It was first discovered by accident when in 1879 Weate and party nearly fell into it. They were heading towards the Mulgrave River on a 5 month gold prospecting expedition.
The national park was established in 1908 under the sponsorship of Mr Ringrose of Herberton. There was a debate at the “crater trust” meetings during the 1930s as to what to call “the crater”, the "Herberton Crater" was one suggestion but it was decided to call it the traditional Dyrbal name, Mount Hypipamee. A request was written to the Reverend Gribble of Palm Island to find the origin of the name. The name Hypipamee is a corruption of the Aboriginal word, nabbanabbamee, which is connected with a legend of two young men who cut down a sacred candlenut tree, only to be swallowed up by a large hole in the earth the crater.
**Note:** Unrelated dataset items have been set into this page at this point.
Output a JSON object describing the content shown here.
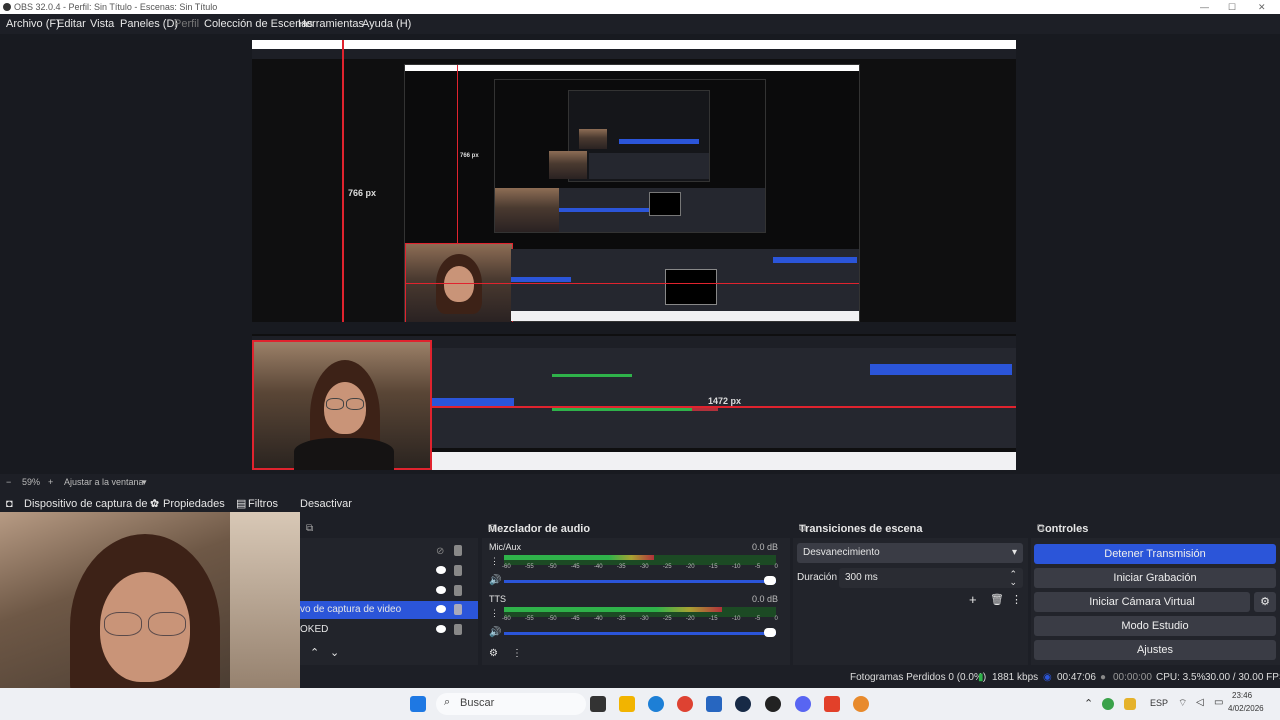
{
  "window": {
    "title": "OBS 32.0.4 - Perfil: Sin Título - Escenas: Sin Título",
    "controls": [
      "—",
      "☐",
      "✕"
    ]
  },
  "menu": [
    {
      "label": "Archivo (F)",
      "dim": false
    },
    {
      "label": "Editar",
      "dim": false
    },
    {
      "label": "Vista",
      "dim": false
    },
    {
      "label": "Paneles (D)",
      "dim": false
    },
    {
      "label": "Perfil",
      "dim": true
    },
    {
      "label": "Colección de Escenas",
      "dim": false
    },
    {
      "label": "Herramientas",
      "dim": false
    },
    {
      "label": "Ayuda (H)",
      "dim": false
    }
  ],
  "preview": {
    "measure_v": "766 px",
    "measure_v2": "766 px",
    "measure_h": "1472 px",
    "zoom": "59%",
    "fit_label": "Ajustar a la ventana"
  },
  "source_toolbar": {
    "source": "Dispositivo de captura de v",
    "properties": "Propiedades",
    "filters": "Filtros",
    "deactivate": "Desactivar"
  },
  "sources_dock": {
    "items": [
      "Dispositivo de captura de video",
      "KED"
    ],
    "selected_label": "vo de captura de video",
    "bottom_label": "OKED"
  },
  "mixer": {
    "title": "Mezclador de audio",
    "tracks": [
      {
        "name": "Mic/Aux",
        "db": "0.0 dB",
        "level": 0.55
      },
      {
        "name": "TTS",
        "db": "0.0 dB",
        "level": 0.8
      }
    ],
    "scale": [
      "-60",
      "-55",
      "-50",
      "-45",
      "-40",
      "-35",
      "-30",
      "-25",
      "-20",
      "-15",
      "-10",
      "-5",
      "0"
    ]
  },
  "transitions": {
    "title": "Transiciones de escena",
    "selected": "Desvanecimiento",
    "duration_label": "Duración",
    "duration_value": "300 ms"
  },
  "controls": {
    "title": "Controles",
    "buttons": [
      "Detener Transmisión",
      "Iniciar Grabación",
      "Iniciar Cámara Virtual",
      "Modo Estudio",
      "Ajustes"
    ]
  },
  "status": {
    "dropped": "Fotogramas Perdidos 0 (0.0%)",
    "bitrate": "1881 kbps",
    "stream_time": "00:47:06",
    "rec_time": "00:00:00",
    "cpu": "CPU: 3.5%",
    "fps": "30.00 / 30.00 FPS"
  },
  "taskbar": {
    "search": "Buscar",
    "lang": "ESP",
    "time": "23:46",
    "date": "4/02/2026"
  },
  "colors": {
    "accent": "#2b55d9",
    "red": "#e0232e",
    "meter_green": "#2fb24a",
    "meter_yellow": "#a8a233",
    "meter_red": "#b1313b"
  }
}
The water surface is covered with duck weed. Visitors often throw rocks down into the water to hear the loud bang when the rock hits the surface of the water and the noise echos up the sides. Dinner Falls at the head of the upper Barron River gorge is also part of this park.
It was once thought that "The Crater", Lake Eacham and Lake Barrine were all connected underground with water tunnels, but this is incorrect. Local legend once said that an aboriginal woman once fell over the side into the crater and later surfaced in Lake Eacham.